At the same time, I’m tiptoeing in a new direction, I’m not thinking at all. I know this is a vast contradiction, but I seesaw between thinking too much and going blank. When I do worry, it’s about the things I have to do. Logistics. Technical stuff. I review the steps, up and down, again and again, and when I have to depend on others, well, I double check.

When I’m venturing into new territory, I don’t over-research. It kills some of the magic, the mystery and the exploration.  Before the Internet became such a sticky web, we didn’t really have a choice, and I think this habit has just stuck with me. I also don’t like to guess what will happen next, things hardly ever work out the way you predict. Now, I’ll entertain an idea or two, I’ll make some educated guesses, but because I exhaust myself worrying about the details, I don’t have any leftover energy to speculate other things.

I’m not a “expect the worst and hope for the best” kind of gal.
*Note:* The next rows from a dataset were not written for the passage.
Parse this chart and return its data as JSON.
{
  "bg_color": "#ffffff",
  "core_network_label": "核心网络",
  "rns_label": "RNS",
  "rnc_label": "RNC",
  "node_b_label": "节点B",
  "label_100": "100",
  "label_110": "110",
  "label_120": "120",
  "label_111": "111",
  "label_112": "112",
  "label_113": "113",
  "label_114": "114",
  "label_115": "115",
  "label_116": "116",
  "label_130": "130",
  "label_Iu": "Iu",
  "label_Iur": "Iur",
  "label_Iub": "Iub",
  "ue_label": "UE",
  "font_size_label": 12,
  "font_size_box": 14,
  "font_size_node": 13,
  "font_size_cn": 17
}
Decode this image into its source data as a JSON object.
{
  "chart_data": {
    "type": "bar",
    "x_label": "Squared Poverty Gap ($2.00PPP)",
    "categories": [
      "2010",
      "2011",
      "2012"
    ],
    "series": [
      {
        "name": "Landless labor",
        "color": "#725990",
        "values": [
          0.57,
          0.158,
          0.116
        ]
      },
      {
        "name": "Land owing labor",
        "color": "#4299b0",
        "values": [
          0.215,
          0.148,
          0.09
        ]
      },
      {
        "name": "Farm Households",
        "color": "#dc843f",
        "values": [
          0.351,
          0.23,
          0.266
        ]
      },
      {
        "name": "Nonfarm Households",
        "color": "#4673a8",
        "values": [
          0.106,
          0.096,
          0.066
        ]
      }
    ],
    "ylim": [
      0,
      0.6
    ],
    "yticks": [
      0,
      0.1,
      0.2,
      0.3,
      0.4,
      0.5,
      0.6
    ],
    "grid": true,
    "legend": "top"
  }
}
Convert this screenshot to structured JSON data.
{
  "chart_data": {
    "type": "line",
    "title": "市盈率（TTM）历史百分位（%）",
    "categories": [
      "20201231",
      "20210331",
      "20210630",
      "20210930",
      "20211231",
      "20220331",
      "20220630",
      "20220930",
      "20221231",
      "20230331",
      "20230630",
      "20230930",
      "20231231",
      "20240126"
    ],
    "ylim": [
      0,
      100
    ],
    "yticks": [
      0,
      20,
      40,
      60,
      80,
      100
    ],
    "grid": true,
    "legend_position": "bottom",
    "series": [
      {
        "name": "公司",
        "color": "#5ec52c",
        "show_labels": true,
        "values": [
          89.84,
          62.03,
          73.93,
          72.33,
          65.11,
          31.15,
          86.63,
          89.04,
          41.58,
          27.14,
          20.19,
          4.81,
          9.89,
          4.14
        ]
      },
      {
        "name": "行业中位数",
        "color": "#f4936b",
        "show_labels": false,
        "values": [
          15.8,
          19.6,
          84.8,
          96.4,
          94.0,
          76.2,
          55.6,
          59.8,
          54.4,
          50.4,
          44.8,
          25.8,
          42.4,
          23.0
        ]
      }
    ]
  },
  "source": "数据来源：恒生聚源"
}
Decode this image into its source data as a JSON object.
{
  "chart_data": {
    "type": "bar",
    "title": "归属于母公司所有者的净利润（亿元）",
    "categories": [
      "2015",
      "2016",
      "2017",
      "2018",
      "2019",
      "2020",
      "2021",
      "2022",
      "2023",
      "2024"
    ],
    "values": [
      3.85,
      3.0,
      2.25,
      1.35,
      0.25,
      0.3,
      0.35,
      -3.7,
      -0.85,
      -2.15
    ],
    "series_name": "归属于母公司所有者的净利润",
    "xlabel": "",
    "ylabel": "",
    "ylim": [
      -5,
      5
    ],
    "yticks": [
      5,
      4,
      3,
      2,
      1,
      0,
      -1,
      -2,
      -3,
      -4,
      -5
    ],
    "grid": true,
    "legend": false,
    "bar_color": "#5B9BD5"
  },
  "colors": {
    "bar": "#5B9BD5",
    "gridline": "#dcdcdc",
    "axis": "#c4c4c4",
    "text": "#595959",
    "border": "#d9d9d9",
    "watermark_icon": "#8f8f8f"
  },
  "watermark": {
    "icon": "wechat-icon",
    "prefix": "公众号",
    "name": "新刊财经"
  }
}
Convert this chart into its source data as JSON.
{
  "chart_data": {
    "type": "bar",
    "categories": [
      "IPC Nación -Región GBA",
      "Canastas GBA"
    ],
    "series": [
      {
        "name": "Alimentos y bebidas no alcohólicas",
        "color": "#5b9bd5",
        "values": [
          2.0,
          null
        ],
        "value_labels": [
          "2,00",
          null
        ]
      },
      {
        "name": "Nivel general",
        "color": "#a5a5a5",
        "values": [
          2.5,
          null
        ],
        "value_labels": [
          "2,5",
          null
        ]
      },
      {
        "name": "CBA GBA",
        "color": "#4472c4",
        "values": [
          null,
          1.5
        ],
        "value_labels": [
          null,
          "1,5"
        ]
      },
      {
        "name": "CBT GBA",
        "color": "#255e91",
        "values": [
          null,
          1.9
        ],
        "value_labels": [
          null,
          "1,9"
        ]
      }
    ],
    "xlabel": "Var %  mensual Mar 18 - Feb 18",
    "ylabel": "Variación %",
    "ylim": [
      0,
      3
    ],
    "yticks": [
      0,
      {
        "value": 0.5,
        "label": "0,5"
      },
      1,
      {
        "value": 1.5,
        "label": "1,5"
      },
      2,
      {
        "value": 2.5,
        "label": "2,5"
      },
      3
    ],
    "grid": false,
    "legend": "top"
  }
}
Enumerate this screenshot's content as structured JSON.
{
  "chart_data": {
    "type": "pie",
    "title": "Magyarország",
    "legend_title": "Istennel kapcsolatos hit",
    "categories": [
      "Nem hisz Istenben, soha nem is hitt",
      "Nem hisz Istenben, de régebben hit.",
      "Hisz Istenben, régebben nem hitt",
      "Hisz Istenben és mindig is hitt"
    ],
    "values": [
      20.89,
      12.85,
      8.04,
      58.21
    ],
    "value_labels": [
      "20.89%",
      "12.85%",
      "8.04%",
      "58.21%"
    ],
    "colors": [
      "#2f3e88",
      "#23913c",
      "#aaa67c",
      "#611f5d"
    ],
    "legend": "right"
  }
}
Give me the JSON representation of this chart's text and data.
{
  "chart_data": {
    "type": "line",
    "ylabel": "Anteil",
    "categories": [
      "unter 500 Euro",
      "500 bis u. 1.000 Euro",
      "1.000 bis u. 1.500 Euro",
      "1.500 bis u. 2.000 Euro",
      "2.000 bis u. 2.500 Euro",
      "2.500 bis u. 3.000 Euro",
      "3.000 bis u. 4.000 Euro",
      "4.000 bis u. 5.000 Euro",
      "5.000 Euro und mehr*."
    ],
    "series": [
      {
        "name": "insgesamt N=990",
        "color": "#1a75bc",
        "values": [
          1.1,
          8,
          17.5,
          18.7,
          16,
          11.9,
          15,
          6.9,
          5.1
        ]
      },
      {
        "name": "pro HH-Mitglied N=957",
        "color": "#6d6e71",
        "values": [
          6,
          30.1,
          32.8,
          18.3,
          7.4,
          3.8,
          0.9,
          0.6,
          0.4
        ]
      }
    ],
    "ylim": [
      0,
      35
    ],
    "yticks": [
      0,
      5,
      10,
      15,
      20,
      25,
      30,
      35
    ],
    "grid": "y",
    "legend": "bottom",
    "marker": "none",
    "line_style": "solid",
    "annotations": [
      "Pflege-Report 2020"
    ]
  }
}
I’m much more a “wait and see” Chiquita banana.

Regardless, I’m feeling pretty good about following my thinking-over-contemplative moments. When certain aspects of life turn bad corners, I immediately start thinking of alternatives. I’m a problem solver and sometimes when friends are hashing out their feelings, I start problem solving when they need a sympathetic listener. So I’ve learned to ask, do you want me to just listen or help you think of new ideas?

Although the big adjustment now with moving from Chiang Mai to Chiang Rai, is finding some sort of schedule or routine again. Starting work should help, it should provide a bit of an anchor, but I hope I start to find my balance again because starting over is pretty exhausting!

Okay, maybe not as physically exhausting as training Muay Thai (Lamphun, Thailand 2007).

9 replies on “Starting over, after the transition…

  1. Lani, this is too good. Am sending it to Sybil who is starting her 6 mo residency in Canada. I am going to forward her email to me to you as it is about the same subject. Any way, thanks for the sharing of this
    because I just returned from my favorite island. It’s always an adjustment coming back to the city. And I am moving too (A little one but it feels big to me.) to a guest house so I can travel more. I also am feeling a shift in the ground under me and am following it’s mysterious lead.


    1. Yes, please do. I’m very curious about Sybil’s residency. Sounds great. And I would imagine you are feeling the shift, I remember now that you are moving outside of the city. Making a move so you can travel more sounds like a brave thing to do, and I hope it turns out exceptionally well. Good luck and keep in touch 🙂


  2. Awesome reflections, Lani, I relate with what you’re saying here. I also hate over-researching, TOTALLY kills the magic. What’s your new job like – similar to what you had or another thing that’s completely new to you?


    1. Thank you. The new job is very similar to what I did before in CM. Basically, it’s the same school, different location. Of course, there are variations…all to discover in due time 😉


  3. Wow…how normal can you be Lani? I really love the part about not over-researching and being surprised. Good luck “settling” in Chiang Rai.


  4. Glad the move was a success (you’re alive and writing = success)! I can’t wait to see more of what happens from here on out!

    And you know, it seems like most people are really scared of new things, even when they take it so calmly. I think the defining factor isn’t whether you’re scared or not, but whether you’ll do it anyway. That’s what makes life interesting.


    1. Agreed! So many of us feel bored, safe and stuck, and while those things are OK, I find it much more adventurous to try something new – even if it “fails”. I think life is made richer by these kinds of experiences. Thanks Otter!